The first positive test

ESPN is reporting that Alex Sanchez (the 4 career HRs Alex Sanchez and former draft pick of the bootylemurs).

Rumor has it Yahoo Sports is investigating both Bootylemur general manager Kroll and recently maligned GYS commisioner Longo. There is some question about the contract language given to Sanchez by the Lemurs, as well as speculation that the commissioner arranged to trade Trot Nixon and Kevin Mench to the Lemurs.

1 comment:

  1. Here's a well done article on the steroid issue by Jayson Starks.

    His basic premise is that the on-field results will not change much from the "pre-steroid" era and the "post-steroid" era with the possible exception of over 50 HR hitters. This of course leaves the entire debate about records open and a bit unresolved (and unresolvable). All that aside, I found the point that the Steroid problem in MLB is over and that everyone is late to the party very poignant.

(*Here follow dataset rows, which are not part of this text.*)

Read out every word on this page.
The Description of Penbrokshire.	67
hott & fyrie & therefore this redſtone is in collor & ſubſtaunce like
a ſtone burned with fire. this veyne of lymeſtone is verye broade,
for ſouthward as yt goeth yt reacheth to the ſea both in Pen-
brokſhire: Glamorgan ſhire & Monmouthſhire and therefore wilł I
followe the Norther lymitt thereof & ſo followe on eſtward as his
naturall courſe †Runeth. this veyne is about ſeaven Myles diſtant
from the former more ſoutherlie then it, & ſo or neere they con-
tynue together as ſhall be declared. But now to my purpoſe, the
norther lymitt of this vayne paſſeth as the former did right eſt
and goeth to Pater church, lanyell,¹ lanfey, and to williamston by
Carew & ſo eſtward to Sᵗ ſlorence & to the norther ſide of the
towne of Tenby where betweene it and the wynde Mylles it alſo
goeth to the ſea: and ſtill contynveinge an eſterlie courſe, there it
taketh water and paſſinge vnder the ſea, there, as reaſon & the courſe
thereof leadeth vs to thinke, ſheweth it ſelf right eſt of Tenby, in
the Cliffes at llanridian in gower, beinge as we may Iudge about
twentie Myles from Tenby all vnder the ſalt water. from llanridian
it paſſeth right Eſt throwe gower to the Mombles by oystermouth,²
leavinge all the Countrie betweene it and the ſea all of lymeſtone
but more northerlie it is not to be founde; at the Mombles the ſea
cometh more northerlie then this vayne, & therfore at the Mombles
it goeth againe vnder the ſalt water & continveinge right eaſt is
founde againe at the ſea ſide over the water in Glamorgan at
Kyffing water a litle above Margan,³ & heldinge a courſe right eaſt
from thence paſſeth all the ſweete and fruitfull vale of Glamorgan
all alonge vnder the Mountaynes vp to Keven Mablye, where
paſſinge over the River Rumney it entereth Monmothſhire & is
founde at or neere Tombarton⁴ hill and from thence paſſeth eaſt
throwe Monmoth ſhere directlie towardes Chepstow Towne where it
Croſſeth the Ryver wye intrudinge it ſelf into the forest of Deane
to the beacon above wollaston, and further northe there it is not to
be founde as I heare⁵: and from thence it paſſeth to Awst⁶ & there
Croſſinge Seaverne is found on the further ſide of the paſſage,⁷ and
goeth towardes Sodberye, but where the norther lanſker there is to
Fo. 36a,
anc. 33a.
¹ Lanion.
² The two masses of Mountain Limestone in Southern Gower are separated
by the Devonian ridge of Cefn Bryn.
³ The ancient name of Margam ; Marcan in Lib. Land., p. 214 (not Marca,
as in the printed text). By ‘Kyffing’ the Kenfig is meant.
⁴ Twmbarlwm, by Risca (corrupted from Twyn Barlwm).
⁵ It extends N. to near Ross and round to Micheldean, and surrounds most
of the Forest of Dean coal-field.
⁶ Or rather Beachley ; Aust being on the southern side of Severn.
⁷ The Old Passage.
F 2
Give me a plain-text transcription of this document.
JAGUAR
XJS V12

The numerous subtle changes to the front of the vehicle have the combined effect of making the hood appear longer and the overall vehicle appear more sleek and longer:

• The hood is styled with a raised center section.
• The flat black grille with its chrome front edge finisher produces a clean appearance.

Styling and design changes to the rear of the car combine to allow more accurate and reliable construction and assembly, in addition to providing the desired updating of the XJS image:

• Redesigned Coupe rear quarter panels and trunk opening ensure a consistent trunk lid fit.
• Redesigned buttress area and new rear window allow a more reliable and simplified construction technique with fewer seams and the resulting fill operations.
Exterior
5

    It is clear that the Steroid issue was/is mostly found on the fringes. This makes sense, simply because Steroids are something that will give a player a slight edge. It won't make a mediocre player great, but it might make a single A player a double AA bench warmer and so on (e.g. Manny Alexander triple-A to bench warmer in the bigs). This is why the most devastating effects of Steroids can be found in High Schools and in the D.R. where the risk/benefits of using steroids is the highest.

    I guess this raises a much bigger question which is why should the MLB and the drive/desire to be a part of the MLB be to blame for a kid CHOOSING to take steroids? I think we've lost sight of the fact that these kids make/made a CHOICE to take steroids. The fact that McGwire may have used steroids to get ahead is deplorable and should not be condoned. That being said, it seems that baseball has done a very good job of actually cleaning up the mess, by focusing it's efforts on the places that matter most (minor leagues). Yea, McGwire may be a big open exception to the loop hole and that smells like a double standard for the MLB, but the simple fact still applies, McGwire was going to be a top notch baseball player with or without Steroids. The fact that he may have used them only points to a self-esteem issue (In my opinion, he clearly didn't think he was good enough). Using parents as a counter point to the ball-players on capital hill in retrospect is a bit distasteful. As though the MLB is responsible for every high school kid who dreams of playing baseball and doesn't make it! When are we going to get past the arguement that pro-athletes should be role models for our kids! When are parents going to take the responsibility to raise their kids on themselves instead of blaming society? This is in no way meant to belittle the loss of those parents. It is tragic to lose a child for any reason. I just don't see how the MLB should be at fault?!

    Honestly, I think that the BALCO case is dead on. The people who are at fault are the drug makers who pray on the vunerability and desire of young players to make it big! Capital Hill should back way the F' off this issue and let the case against BALCO ride itself out. Why were they involved in the first place? (It's so embarassing).